Credit institutions and businesses can now relax after the State Bank of Vietnam enacted Circular No.14/2021/TT-NHNN to extend the time and scope of debt rescheduling for enterprises suffering from COVID-19.
|Newly-enacted Circular 14 offers more practical support for pandemic-hit businesses |
Five months since the enactment of Circular No.03/2021/TT-NHNN as the first revision of State Bank of Vietnam’s (SBV) Circular No.01/2020/TT-NHNN on debt rescheduling for customers affected by COVID-19 pandemic, the central bank (SBV) has just released Circular No.14/2021/TT-NHNN as the second revision, on continued extension of debt repayment as well as debt rescheduling scope.
The commercial lenders have deemed the second revision as quick and timely, helping retail and corporate customers and the banks themselves to unclog impediments.
Compared to former regulations, Circular 04 carries two highlights. The scope of the loans which are entitled to delay in repayment with reduction or exemption of interest and fee now cover those arisen from June 10, 2020 until August 1, 2021, instead of just covering the loans prior to June 10, 2020 as regulated in Circular 03 in the first revision.
|Despite high assessments for timely enactment of Circular 14, many bank executives said that further efforts towards policy improvement are needed to further uphold firms and banks alike. |
In addition, the repayment of debt has been extended by an additional six months to June 30, 2022 instead of December 31, 2021.

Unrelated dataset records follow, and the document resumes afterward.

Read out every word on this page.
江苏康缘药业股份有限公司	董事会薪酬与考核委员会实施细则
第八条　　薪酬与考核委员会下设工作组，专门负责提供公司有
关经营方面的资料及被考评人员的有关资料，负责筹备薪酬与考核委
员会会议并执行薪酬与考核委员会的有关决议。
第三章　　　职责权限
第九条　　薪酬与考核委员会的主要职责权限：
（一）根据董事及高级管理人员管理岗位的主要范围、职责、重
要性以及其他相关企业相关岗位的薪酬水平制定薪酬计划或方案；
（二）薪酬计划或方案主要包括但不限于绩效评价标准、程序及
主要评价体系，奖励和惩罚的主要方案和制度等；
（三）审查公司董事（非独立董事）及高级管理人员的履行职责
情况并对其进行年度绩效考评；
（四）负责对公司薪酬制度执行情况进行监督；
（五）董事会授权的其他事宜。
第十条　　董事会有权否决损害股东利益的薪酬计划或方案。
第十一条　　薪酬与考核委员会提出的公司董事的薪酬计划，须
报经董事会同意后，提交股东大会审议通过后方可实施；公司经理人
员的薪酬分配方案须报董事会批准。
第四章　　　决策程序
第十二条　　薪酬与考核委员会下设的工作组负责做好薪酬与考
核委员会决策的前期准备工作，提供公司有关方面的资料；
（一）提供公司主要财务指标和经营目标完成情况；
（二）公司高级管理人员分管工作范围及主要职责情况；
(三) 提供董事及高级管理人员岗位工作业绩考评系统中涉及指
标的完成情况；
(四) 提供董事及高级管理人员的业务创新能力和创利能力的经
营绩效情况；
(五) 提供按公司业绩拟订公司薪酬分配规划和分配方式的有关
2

Nguyen Dinh Tung, general director of Ho Chi Minh City-based OCB said that the new Circular is supportive to both lenders and firms, and that “OCB will accelerate rescheduling debts for the customers based on amended regulations”.
As Circular 03 had only allowed banks to reschedule the loans arose before June 30, 2020, most customers taking loans, including those hardly hit by the fourth wave of COVID-19 from late April until present would not have their debts rescheduled.
Therefore, Pham Nhu Anh, member of military-run lender MB’s Board of Directors assumed that extending the time for debt scheduling as in the newly-released Circular 14 is quite necessary, helping firms to resume production as well as quicken capital circulation for higher investment efficiency.
Analysts at PSI Securitiesassumed that Circular 14 would help firms to reduce interest burdens and banks to improve asset quality with their profit not being largely affected by the pandemic impacts.
Despite high assessments for the timely enactment of Circular 14, many bank executives said that further efforts towards policy improvement are needed to further uphold firms and banks alike.
For example, banks should be allowed to extend the time for debt rescheduling by three more months after the date the prime minister announces the pandemic is over. This is to avoid further revisions of the circular.
In addition, many lenders assumed that the SBV has not extended the time to make provisioning for rescheduled loans would exacerbate banks’ provisioning dilemma.
Banking experts, however, said that SBV’s prudence in the enactment of Circular 14 is understandable, as a lengthy time for debt rescheduling or extending too much provisioning time would mean more bad debts.